Strategy-proofness of the randomized Condorcet voting system

Author(s)

Hoang, Le Nguyen

Abstract

In this paper, we study the strategy-proofness properties of the randomized Condorcet voting system (RCVS). Discovered at several occasions independently, the RCVS is arguably the natural extension of the Condorcet method to cases where a deterministic Condorcet winner does not exists. Indeed, it selects the always-existing and essentially unique Condorcet winner of lotteries over alternatives. Our main result is that, in a certain class of voting systems based on pairwise comparisons of alternatives, the RCVS is the only one to be Condorcet-proof.
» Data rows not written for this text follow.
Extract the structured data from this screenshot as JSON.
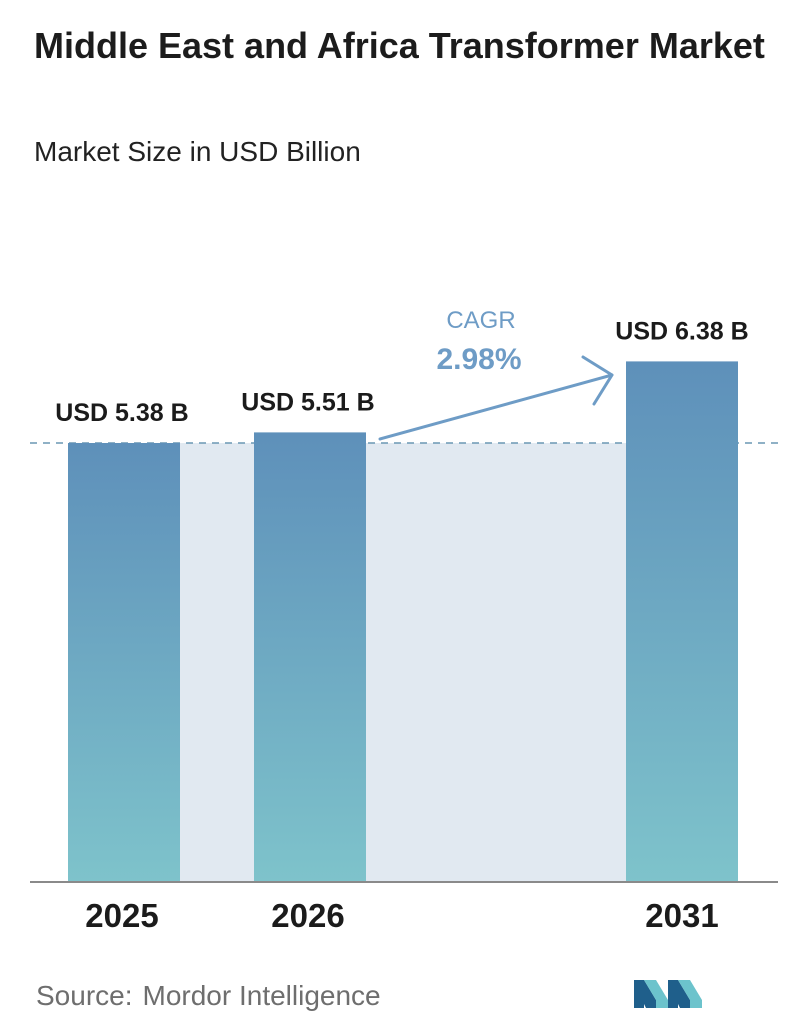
{
  "title": "Middle East and Africa Transformer Market",
  "subtitle": "Market Size in USD Billion",
  "chart_data": {
    "type": "bar",
    "categories": [
      "2025",
      "2026",
      "2031"
    ],
    "values": [
      5.38,
      5.51,
      6.38
    ],
    "value_labels": [
      "USD 5.38 B",
      "USD 5.51 B",
      "USD 6.38 B"
    ],
    "annotation": {
      "label": "CAGR",
      "value": "2.98%"
    },
    "reference_line_value": 5.38,
    "grid": false,
    "legend": "none"
  },
  "source": {
    "label": "Source:",
    "name": "Mordor Intelligence"
  },
  "colors": {
    "bar_top": "#5e90ba",
    "bar_bottom": "#7ec3cb",
    "band": "#e1e9f1",
    "arrow": "#6e9cc6",
    "dashed_line": "#6a97b4",
    "axis": "#8a8a8a",
    "logo_dark": "#1f5f8b",
    "logo_light": "#6cc3cc"
  }
}
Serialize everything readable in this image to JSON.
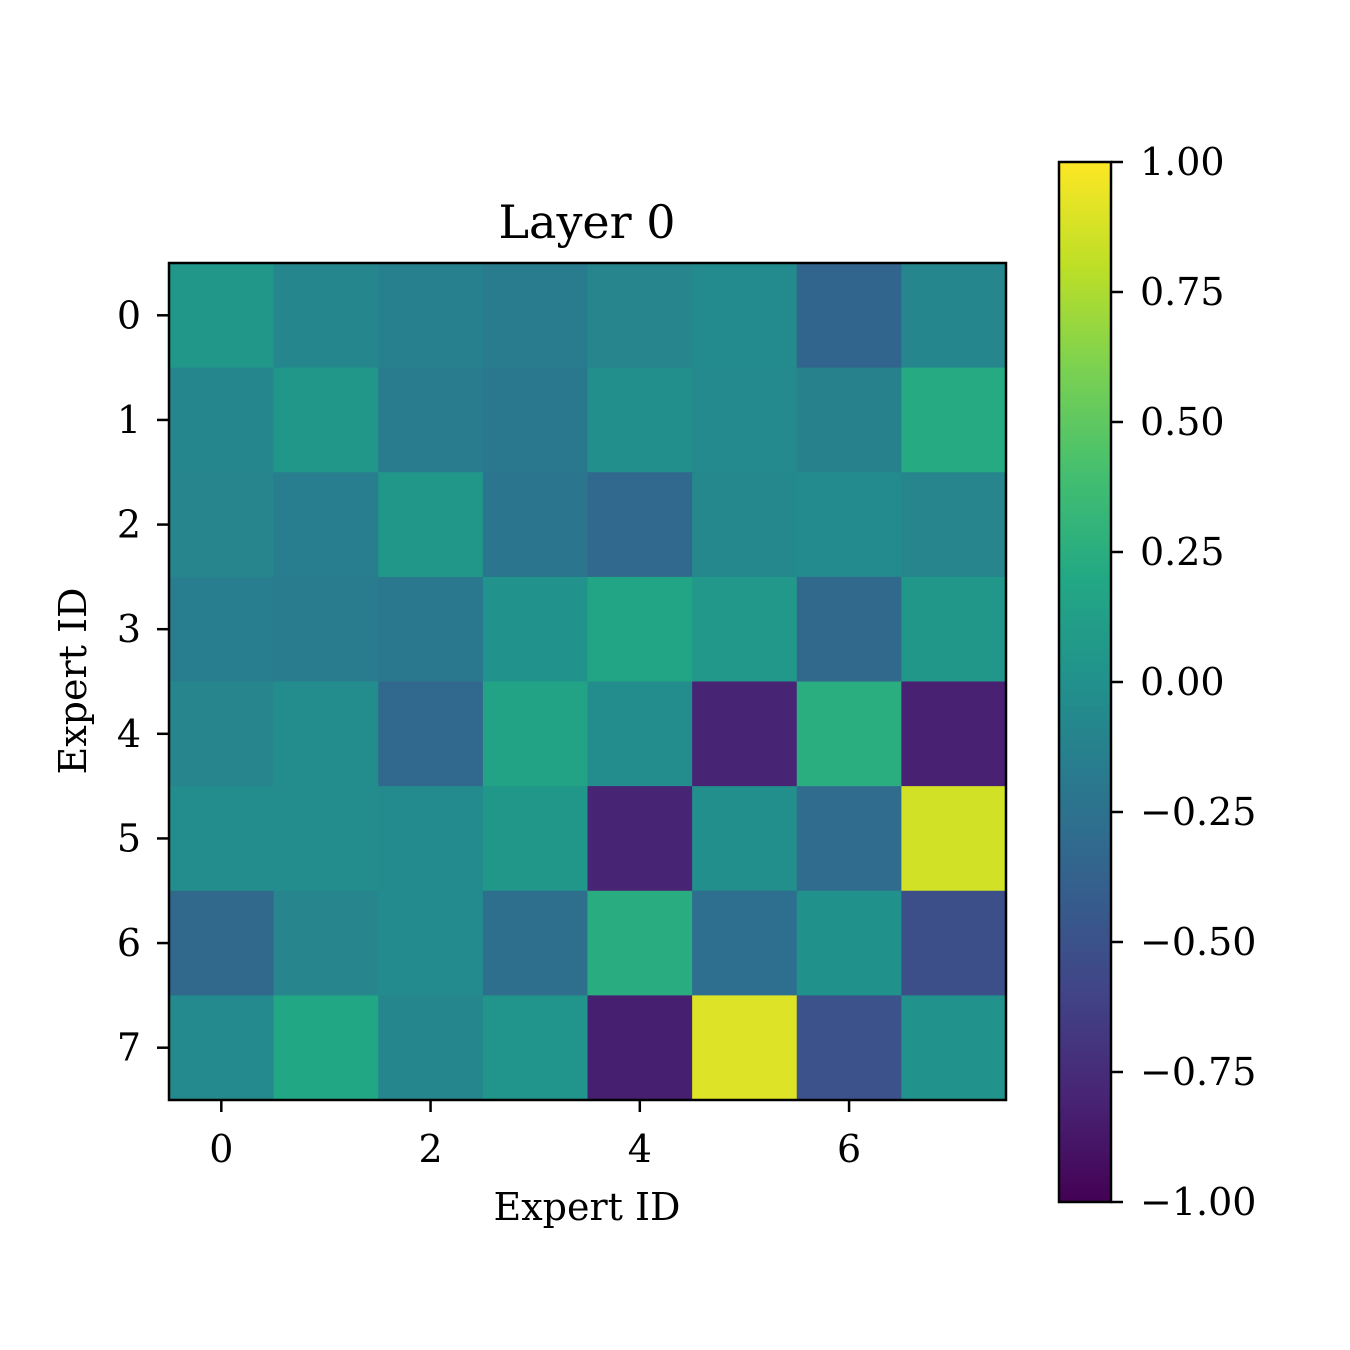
{
  "chart_data": {
    "type": "heatmap",
    "title": "Layer 0",
    "xlabel": "Expert ID",
    "ylabel": "Expert ID",
    "x_ticks": [
      0,
      2,
      4,
      6
    ],
    "y_ticks": [
      0,
      1,
      2,
      3,
      4,
      5,
      6,
      7
    ],
    "rows": [
      0,
      1,
      2,
      3,
      4,
      5,
      6,
      7
    ],
    "cols": [
      0,
      1,
      2,
      3,
      4,
      5,
      6,
      7
    ],
    "values": [
      [
        0.05,
        -0.08,
        -0.14,
        -0.18,
        -0.1,
        -0.05,
        -0.35,
        -0.08
      ],
      [
        -0.08,
        0.05,
        -0.17,
        -0.2,
        -0.02,
        -0.06,
        -0.13,
        0.22
      ],
      [
        -0.1,
        -0.15,
        0.05,
        -0.22,
        -0.33,
        -0.07,
        -0.05,
        -0.1
      ],
      [
        -0.15,
        -0.18,
        -0.2,
        0.01,
        0.17,
        0.06,
        -0.32,
        0.05
      ],
      [
        -0.1,
        -0.03,
        -0.33,
        0.16,
        -0.03,
        -0.8,
        0.25,
        -0.82
      ],
      [
        -0.03,
        -0.04,
        -0.05,
        0.05,
        -0.8,
        -0.02,
        -0.3,
        0.86
      ],
      [
        -0.32,
        -0.1,
        -0.05,
        -0.27,
        0.24,
        -0.28,
        0.0,
        -0.52
      ],
      [
        -0.06,
        0.19,
        -0.09,
        0.03,
        -0.83,
        0.9,
        -0.5,
        0.01
      ]
    ],
    "colorbar": {
      "min": -1.0,
      "max": 1.0,
      "ticks": [
        "1.00",
        "0.75",
        "0.50",
        "0.25",
        "0.00",
        "−0.25",
        "−0.50",
        "−0.75",
        "−1.00"
      ],
      "tick_values": [
        1.0,
        0.75,
        0.5,
        0.25,
        0.0,
        -0.25,
        -0.5,
        -0.75,
        -1.0
      ]
    },
    "colormap": "viridis",
    "xlim": [
      -0.5,
      7.5
    ],
    "ylim": [
      7.5,
      -0.5
    ],
    "grid": false
  }
}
By Condorcet-proof, we mean that, when a Condorcet winner exists, it must be selected and no voter has incentives to misreport his preferences. We also prove two theorems about group-strategy-proofness. On one hand, we prove that there is no group-strategy-proof voting system that always selects existing Condorcet winners. On the other hand, we prove that, when preferences have a one-dimensional structure, the RCVS is group-strategy-proof.

Date issued

2017-02

URI

http://hdl.handle.net/1721.1/107673

Department

Massachusetts Institute of Technology. Department of Electrical Engineering and Computer Science
Massachusetts Institute of Technology. Laboratory for Information and Decision Systems

Journal

Social Choice and Welfare

Publisher

Springer Berlin Heidelberg

Citation

Hoang, Lê Nguyên. “Strategy-Proofness of the Randomized Condorcet Voting System.” Social Choice and Welfare 48, no. 3 (February 13, 2017): 679–701.

Version: Author's final manuscript

ISSN

0176-1714

1432-217X